Brody concedes that establishing immunity assays is challenging. But he and others think that intratumoural injections could soon be avoidable. The solution, they say, is to chemically link dendritic-cell-targeting drugs to antibodies or other molecular partners that accumulate inside tumours after being given systemically.

Such drug conjugates are in widespread development. In 2022, Levy and his colleagues completed work that showed that a TLR9-activating drug coupled to a peptide travelled to tumours in mice and shrank these cancers without systemic side effects13. “It avoids the whole logistical difficulty of tumour injection,” he says. So compelling were the results, a start-up company — TwoStep Therapeutics in San Carlos, California — was founded in 2023 to develop such conjugates.

And Moussion agrees with ISV’s pioneers that the approach has two key appeals. One is its off-the-shelf nature. Although the developers of the personalized mRNA cancer vaccines that currently hold centre stage see their bespoke approach as viable, creating bespoke therapies for every patient is expensive.

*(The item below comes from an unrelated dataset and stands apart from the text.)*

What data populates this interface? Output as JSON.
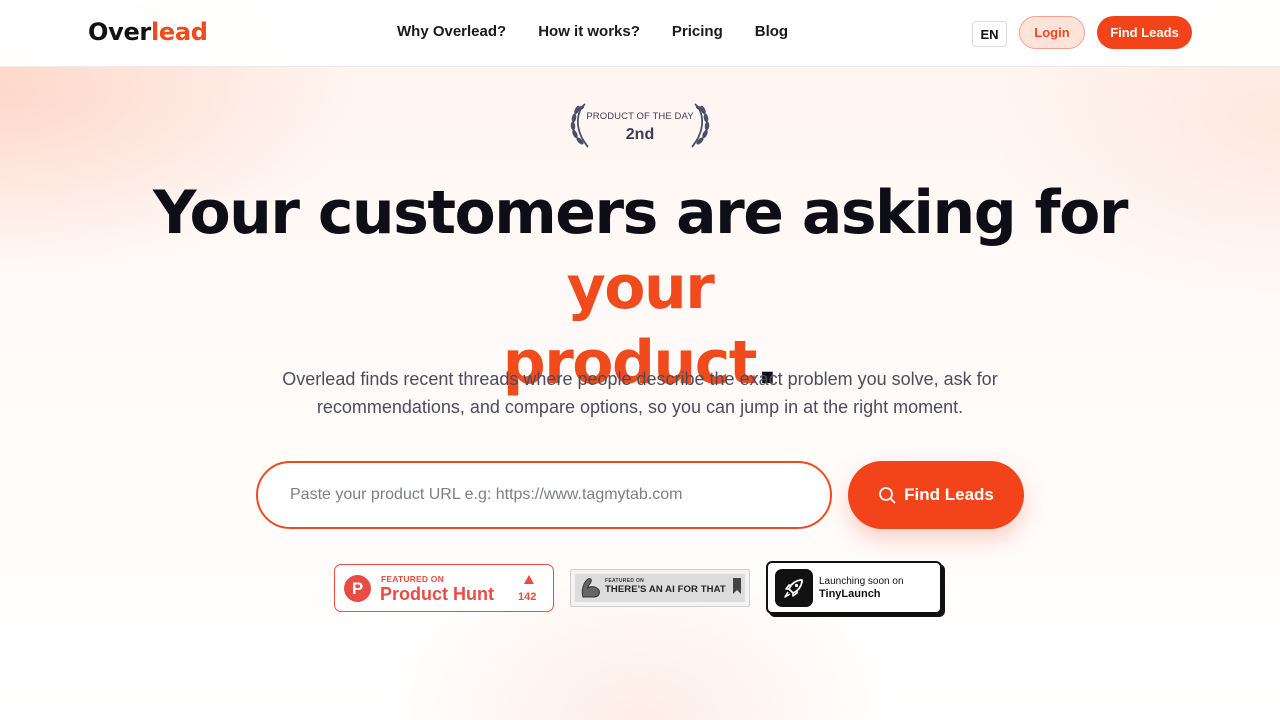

The beauty of ISV, Brody says, is that the treatment is identical for everyone, but the result is still immunization against each person’s unique cancer.

What’s more, ISV theoretically exposes each treated individual to a much greater diversity of tumour antigens than the few dozen selected for personalized mRNA vaccines — including some malformed proteins that would not be detected by the genetic sequencing used for those vaccines. This could induce a stronger, wider-ranging immune response that powerfully attacks tumours initially and potentially reduces relapses.

For now, the remission experienced by Morrison and a handful of other individuals — all of whom had extensive metastatic disease — stands as testament to the potential of ISV. These positive results motivate Brody to keep going, and he is buoyed by increasing commercial interest. “Good ideas float to the top,” he says. “But there can be a lot of obstacles to them. So, they don’t always float quickly.”